Subcomandante Marcos - Background

Background

As a young man, Subcommander Marcos was politically radicalized by the Tlatelolco massacre (2 October 1968) of students and civilians by the Mexican federal government; consequently, he became a militant in the Maoist National Liberation Forces. In 1983, he went to the mountains of Chiapas to convince the poor, indigenous Maya population to organize and launch a proletarian revolution against the Mexican bourgeoisie and the federal government. After hearing his proposition, the Chiapanecs "just stared at him", and replied that they were not urban workers, that, from their perspective, the land was not property, but the heart of the communities. In the documentary A Place Called Chiapas (1998), about his early days there, Subcommander Marcos said:

Imagine a person who comes from an urban culture. One of the world’s biggest cities, with a university education, accustomed to city life. It’s like landing on another planet. The language, the surroundings are new. You’re seen as an alien from outer space. Everything tells you: “Leave. This is a mistake. You don’t belong in this place”; and it’s said in a foreign tongue. But they let you know, the people, the way they act; the weather, the way it rains; the sunshine; the earth, the way it turns to mud; the diseases; the insects; homesickness. You’re being told. “You don’t belong here”. If that’s not a nightmare, what is?
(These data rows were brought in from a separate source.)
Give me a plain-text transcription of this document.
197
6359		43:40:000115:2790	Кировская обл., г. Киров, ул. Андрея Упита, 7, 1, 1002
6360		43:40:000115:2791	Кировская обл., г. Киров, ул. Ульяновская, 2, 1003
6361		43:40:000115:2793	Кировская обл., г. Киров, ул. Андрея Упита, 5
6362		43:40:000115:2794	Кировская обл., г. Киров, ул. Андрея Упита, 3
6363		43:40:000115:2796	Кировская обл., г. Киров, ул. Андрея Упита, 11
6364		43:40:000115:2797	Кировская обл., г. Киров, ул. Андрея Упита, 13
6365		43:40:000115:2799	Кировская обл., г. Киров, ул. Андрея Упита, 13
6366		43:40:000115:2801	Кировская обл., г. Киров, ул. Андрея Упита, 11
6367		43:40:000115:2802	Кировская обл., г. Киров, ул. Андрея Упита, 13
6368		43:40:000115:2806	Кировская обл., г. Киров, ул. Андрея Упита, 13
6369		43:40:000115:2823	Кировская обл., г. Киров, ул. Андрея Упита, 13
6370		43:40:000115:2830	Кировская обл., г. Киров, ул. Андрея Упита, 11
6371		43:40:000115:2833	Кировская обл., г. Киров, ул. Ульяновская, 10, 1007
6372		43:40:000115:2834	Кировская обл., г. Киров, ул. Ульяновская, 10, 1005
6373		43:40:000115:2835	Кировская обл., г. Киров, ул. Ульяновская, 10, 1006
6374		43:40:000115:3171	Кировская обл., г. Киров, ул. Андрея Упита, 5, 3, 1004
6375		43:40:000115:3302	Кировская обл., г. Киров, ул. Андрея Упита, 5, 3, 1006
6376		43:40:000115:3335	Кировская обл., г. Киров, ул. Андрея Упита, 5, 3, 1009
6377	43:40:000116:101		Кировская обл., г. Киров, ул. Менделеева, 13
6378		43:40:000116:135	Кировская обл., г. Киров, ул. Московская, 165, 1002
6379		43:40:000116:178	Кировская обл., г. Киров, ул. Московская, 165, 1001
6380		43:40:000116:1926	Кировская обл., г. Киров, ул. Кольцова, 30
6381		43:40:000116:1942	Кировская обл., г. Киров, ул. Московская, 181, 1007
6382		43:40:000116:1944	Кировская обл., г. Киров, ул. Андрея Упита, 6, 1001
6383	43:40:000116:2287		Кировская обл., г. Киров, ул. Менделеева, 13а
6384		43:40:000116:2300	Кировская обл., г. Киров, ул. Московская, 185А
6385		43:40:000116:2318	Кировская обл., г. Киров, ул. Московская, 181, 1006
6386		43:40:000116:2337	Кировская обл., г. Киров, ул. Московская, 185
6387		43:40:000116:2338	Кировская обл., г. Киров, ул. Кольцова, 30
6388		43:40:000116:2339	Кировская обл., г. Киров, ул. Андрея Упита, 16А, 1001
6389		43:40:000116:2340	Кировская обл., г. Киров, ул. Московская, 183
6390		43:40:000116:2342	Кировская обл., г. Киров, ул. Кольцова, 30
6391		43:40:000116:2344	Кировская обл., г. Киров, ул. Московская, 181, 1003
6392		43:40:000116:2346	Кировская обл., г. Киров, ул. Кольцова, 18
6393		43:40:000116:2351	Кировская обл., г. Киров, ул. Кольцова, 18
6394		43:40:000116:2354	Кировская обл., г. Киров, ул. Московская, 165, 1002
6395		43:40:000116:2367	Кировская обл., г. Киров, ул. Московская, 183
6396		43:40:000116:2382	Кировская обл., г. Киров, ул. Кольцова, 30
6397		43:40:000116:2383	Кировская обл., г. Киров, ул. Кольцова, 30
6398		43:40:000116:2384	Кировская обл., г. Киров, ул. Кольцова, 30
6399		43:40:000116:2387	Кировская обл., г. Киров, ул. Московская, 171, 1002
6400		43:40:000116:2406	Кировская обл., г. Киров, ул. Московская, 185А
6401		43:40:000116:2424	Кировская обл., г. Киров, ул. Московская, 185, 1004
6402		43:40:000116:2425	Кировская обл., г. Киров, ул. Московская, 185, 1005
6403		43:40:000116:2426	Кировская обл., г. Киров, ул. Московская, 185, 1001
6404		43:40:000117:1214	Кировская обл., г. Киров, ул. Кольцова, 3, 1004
Marcos left Mexico in the mid 1980s to Nicaragua to serve with the Sandinistas under the nom de guerre El Mejicano, and after leaving Nicaragua in the late 1980s to return to Mexico, helped form the EZLN with support from the Sandinistas and the Salvadoran leftist guerrilla group FMLN

Marcos learned the culture of the Maya civilization. After the intramural politics of the FLN, the outlook of the indigenous peasants of Chiapas, and the failure of the initial Chiapas uprising, he modified the social revolution to the actual social, political, and economic conditions of Chiapas and the people; the adaptation parallels the approach proposed by Antonio Gramsci, whose political theories are popular among Mexican intellectuals. A Place Called Chiapas presents some of the powerful political rhetoric of the Zapatistas. Subcommander Marcos addressed the camera only with his eyes and his tobacco pipe, and said, "It is our day, the day of the dead", whereby he revealed that the Zapatistas believe that he is a dead man, as are the other Zapatistas.